KARL a fait preuve d’une forte généralisation, exécutant bien les tâches pour lesquelles il n’a jamais été explicitement formé, contrairement aux systèmes RAG standard.
La couche de compression : gestion du contexte
Un défi majeur dans la recherche d’entreprise est la gestion de la fenêtre contextuelle des grands modèles linguistiques (LLM). Les systèmes RAG traditionnels s’appuient sur d’énormes bases de données vectorielles ou obligent les LLM à traiter trop d’informations à la fois. KARL résout ce problème en apprenant à compresser son propre contexte de bout en bout via RL. Lorsque le contexte dépasse les limites du LLM, l’agent le compresse, conservant la précision tout en restant dans les limites. Sans cette compression, les performances du modèle chutent considérablement.
Limites et feuille de route future
KARL est confronté à des requêtes présentant une ambiguïté inhérente, pour lesquelles plusieurs réponses valides existent. Le modèle abandonne parfois prématurément les requêtes complexes, ce qui, selon Databricks, est souvent le comportement correct en termes de rentabilité. Actuellement, KARL ne prend en charge que la recherche vectorielle ; l’intégration avec les bases de données SQL, les systèmes de fichiers et les calculs basés sur Python est prévue pour un développement futur.

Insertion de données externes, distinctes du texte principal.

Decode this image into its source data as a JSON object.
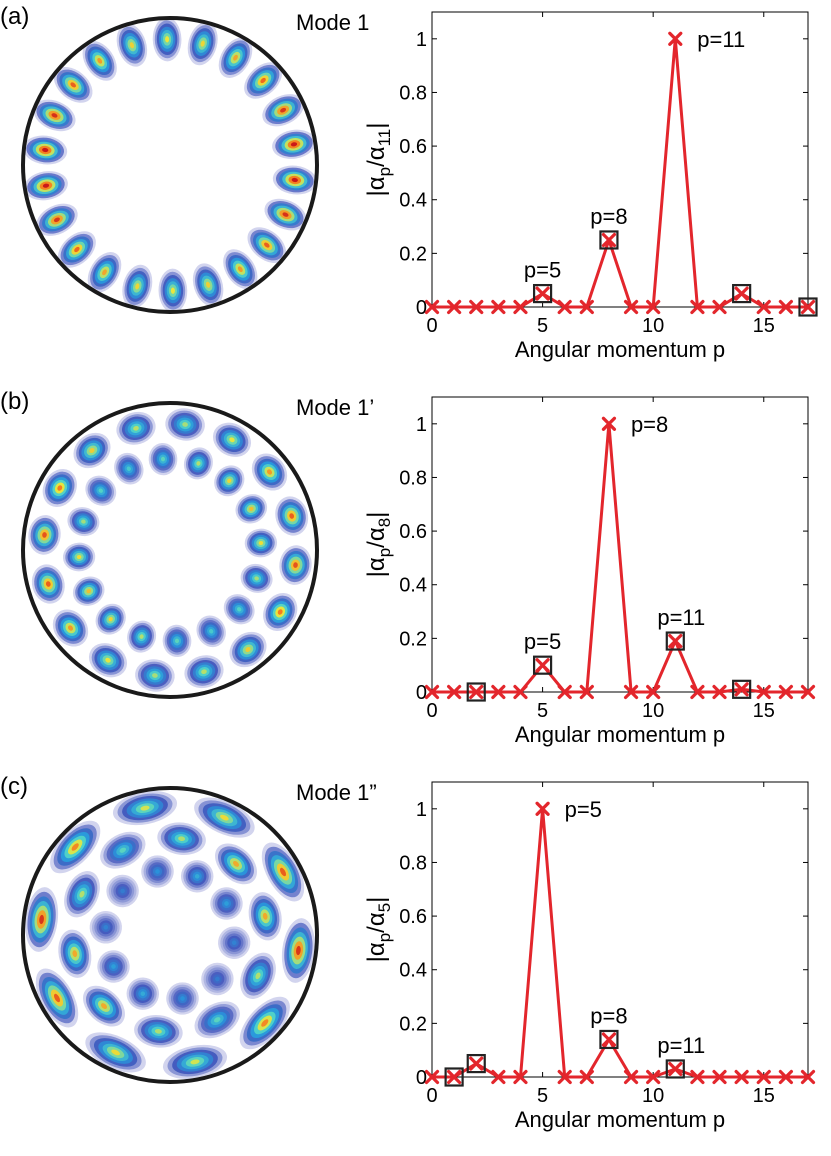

Implications pour les équipes de données d’entreprise
KARL met en évidence trois considérations cruciales pour les équipes qui construisent leur infrastructure de récupération :
- L’architecture du pipeline est importante : Les pipelines RAG étroitement optimisés échoueront sur divers types de requêtes.
- L’apprentissage par renforcement est essentiel : La distillation à partir de modèles experts ne peut pas égaler les capacités de généralisation des agents formés par RL.
- L’efficacité est plus que le coût : Les agents de recherche spécialement conçus accomplissent les tâches plus rapidement, réduisent les requêtes inutiles et compressent efficacement le contexte.
Construire un modèle qui sait comment rechercher est plus précieux que de simplement tout acheminer via des API à usage général.